How do you identify the main conference objectives and how do you ensure your ROI? Your first fundamental step should be to send out surveys six months to a year in advance to managers and fast-track leaders to ensure the learning and development objectives—and keynote speaker(s)—are synchronized to company’s or division’s strategic mission. Surveys should be open-ended polling questions focused on identifying the issues with which the team is struggling, but keep the survey short or you may not get many responses.
When you have identified your main conference objectives, determine what you need from the organization, your team and yourself to achieve those objectives. Bring in keynote subject matter experts to provide knowledge and techniques on how to achieve the goals of the conference theme. Be sure to follow up the keynote with a breakout session to practice and drive home the new knowledge and techniques.
Following up after the conference is crucial for further locking-in-the-learning:
- After the conference, follow-up with further breakout sessions where attendees can drill deeper into their challenges with the keynote speaker facilitating the sessions. This practice will reinforce the learning concepts from the conference and enable your employees to work through some of their challenging issues rather than feeling they were at a one-sided lecture.
- Provide an opportunity to do a tele-seminar or webinar with one of the experts and/or provide five minute video excerpts of what was discussed at the conference. This follow-up will reinforce the message that was conveyed during the conference and lock-in-the-learning for the participants.

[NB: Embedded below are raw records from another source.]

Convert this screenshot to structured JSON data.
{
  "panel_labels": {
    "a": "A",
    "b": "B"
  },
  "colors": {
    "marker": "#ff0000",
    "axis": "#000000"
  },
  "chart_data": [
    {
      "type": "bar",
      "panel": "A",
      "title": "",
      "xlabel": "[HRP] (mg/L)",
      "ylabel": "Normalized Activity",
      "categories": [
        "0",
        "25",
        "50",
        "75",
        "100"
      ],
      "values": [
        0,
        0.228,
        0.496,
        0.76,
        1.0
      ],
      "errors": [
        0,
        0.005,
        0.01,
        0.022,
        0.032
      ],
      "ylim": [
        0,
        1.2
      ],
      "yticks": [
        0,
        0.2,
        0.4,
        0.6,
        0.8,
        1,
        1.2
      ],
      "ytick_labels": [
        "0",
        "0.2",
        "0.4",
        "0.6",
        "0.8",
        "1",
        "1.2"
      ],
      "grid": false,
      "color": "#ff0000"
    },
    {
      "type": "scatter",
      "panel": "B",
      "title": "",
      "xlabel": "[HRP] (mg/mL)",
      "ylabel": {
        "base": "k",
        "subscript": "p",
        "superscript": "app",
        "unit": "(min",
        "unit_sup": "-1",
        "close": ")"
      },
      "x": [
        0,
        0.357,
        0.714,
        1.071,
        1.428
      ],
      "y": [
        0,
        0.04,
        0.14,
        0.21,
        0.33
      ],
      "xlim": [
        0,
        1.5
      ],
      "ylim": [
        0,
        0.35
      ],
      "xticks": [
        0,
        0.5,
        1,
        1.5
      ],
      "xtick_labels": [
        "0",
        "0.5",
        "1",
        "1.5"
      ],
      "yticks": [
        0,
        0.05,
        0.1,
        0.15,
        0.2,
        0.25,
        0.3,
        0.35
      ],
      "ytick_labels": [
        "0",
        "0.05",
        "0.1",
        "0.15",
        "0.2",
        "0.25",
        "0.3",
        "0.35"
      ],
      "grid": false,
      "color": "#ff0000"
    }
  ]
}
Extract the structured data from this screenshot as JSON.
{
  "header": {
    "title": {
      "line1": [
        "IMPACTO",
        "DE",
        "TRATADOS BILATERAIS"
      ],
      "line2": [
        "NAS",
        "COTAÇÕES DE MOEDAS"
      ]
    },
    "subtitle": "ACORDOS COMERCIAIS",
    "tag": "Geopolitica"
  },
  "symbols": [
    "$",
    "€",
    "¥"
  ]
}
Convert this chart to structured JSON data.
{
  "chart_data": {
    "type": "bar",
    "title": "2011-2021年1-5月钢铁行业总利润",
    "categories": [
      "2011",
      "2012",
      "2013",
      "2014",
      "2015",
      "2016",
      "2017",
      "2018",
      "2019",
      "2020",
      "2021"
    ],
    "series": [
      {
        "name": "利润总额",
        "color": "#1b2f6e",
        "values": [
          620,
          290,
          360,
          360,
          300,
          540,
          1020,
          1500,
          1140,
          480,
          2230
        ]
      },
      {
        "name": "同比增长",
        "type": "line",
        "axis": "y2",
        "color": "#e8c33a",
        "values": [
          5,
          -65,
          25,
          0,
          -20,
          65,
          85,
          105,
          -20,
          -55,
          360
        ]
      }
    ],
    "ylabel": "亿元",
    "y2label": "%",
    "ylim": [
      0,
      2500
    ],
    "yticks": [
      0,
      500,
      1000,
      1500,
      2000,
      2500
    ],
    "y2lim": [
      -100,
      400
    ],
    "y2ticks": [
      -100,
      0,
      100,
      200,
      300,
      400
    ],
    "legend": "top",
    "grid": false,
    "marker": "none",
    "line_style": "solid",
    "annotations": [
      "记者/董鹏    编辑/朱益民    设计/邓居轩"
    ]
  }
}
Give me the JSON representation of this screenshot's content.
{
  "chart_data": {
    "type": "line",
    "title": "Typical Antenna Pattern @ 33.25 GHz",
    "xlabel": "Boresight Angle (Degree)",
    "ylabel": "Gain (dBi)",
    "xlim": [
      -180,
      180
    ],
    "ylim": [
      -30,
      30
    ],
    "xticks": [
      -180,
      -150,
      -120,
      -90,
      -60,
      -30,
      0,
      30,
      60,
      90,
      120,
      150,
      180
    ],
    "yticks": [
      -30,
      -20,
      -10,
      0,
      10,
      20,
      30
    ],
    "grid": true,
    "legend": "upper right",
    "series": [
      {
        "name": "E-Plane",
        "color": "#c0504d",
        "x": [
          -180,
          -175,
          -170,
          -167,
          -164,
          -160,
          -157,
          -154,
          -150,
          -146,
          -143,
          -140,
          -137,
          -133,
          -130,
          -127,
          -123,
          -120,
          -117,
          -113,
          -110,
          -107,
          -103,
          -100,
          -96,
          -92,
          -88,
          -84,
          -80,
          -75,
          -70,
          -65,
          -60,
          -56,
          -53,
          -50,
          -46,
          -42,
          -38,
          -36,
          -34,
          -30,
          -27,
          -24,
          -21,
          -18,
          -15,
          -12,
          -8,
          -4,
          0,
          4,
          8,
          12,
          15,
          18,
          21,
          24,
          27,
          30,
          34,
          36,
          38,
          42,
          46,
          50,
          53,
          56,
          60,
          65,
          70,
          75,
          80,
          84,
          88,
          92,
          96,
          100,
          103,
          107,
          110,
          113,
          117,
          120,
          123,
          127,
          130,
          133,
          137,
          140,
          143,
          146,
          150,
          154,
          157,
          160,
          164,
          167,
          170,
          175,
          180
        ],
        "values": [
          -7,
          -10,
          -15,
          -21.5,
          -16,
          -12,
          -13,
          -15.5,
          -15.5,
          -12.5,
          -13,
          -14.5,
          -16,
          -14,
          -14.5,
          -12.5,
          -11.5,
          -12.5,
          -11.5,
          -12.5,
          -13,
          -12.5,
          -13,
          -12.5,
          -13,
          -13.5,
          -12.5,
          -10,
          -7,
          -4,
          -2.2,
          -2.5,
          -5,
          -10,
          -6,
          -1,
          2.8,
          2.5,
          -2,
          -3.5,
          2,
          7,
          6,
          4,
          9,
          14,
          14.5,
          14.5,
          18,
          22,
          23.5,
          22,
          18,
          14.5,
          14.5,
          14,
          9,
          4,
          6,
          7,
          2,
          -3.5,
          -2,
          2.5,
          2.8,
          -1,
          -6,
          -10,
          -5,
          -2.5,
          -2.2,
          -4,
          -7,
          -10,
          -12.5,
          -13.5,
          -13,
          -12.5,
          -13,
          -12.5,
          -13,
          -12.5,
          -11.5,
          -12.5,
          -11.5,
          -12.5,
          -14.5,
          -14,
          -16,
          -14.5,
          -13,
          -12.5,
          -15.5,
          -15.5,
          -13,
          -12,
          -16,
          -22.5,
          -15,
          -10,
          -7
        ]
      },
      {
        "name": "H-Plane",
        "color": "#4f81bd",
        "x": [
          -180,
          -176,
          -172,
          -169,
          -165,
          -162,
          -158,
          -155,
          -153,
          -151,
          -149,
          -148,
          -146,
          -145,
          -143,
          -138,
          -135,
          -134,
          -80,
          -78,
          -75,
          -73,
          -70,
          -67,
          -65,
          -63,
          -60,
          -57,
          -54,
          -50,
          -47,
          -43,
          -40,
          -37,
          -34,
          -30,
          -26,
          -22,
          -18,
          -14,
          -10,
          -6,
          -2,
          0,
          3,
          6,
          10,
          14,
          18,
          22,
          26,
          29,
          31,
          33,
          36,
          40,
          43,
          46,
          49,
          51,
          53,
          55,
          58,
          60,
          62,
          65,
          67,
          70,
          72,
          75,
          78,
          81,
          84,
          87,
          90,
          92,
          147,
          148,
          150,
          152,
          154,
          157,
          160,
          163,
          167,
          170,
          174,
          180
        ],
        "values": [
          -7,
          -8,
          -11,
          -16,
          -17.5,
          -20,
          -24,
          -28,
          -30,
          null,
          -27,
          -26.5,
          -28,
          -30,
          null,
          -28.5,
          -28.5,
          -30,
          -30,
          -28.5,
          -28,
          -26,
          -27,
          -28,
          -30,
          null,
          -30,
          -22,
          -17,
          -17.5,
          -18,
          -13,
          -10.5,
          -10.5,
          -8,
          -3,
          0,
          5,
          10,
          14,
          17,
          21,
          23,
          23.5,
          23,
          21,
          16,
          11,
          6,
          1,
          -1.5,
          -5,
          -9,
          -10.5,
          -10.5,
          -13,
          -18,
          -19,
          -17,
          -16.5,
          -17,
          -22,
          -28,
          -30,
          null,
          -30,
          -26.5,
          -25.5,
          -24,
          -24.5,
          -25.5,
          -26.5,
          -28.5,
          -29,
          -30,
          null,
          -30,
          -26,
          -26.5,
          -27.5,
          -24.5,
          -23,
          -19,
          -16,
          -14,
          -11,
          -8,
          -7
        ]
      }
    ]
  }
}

- Pull in experiential learning that illustrates your theme, such as collaborating better on innovation or working better between teams, etc. It should be fun and engaging and aligned with the conference theme. A typical format is a workshop or a group activity that demonstrates the theme, such as collaboration or teamwork, for example. Make this a fun event that is illustrative of how the collaboration will take place.
Key measurements, such as return on investment, are showing significant results (ROI x 17 in a recent study) when follow up training is coupled with additional executive coaching. Therefore, when bringing in an expert keynote speaker, it’s important to also ‘lock-in-the-learning’ by strengthening the original speech with break-out sessions and following up weekly or quarterly with tele-seminars or webinars. This is a proven sure-fire approach to ensuring your conference dollars are worth the return on your investment.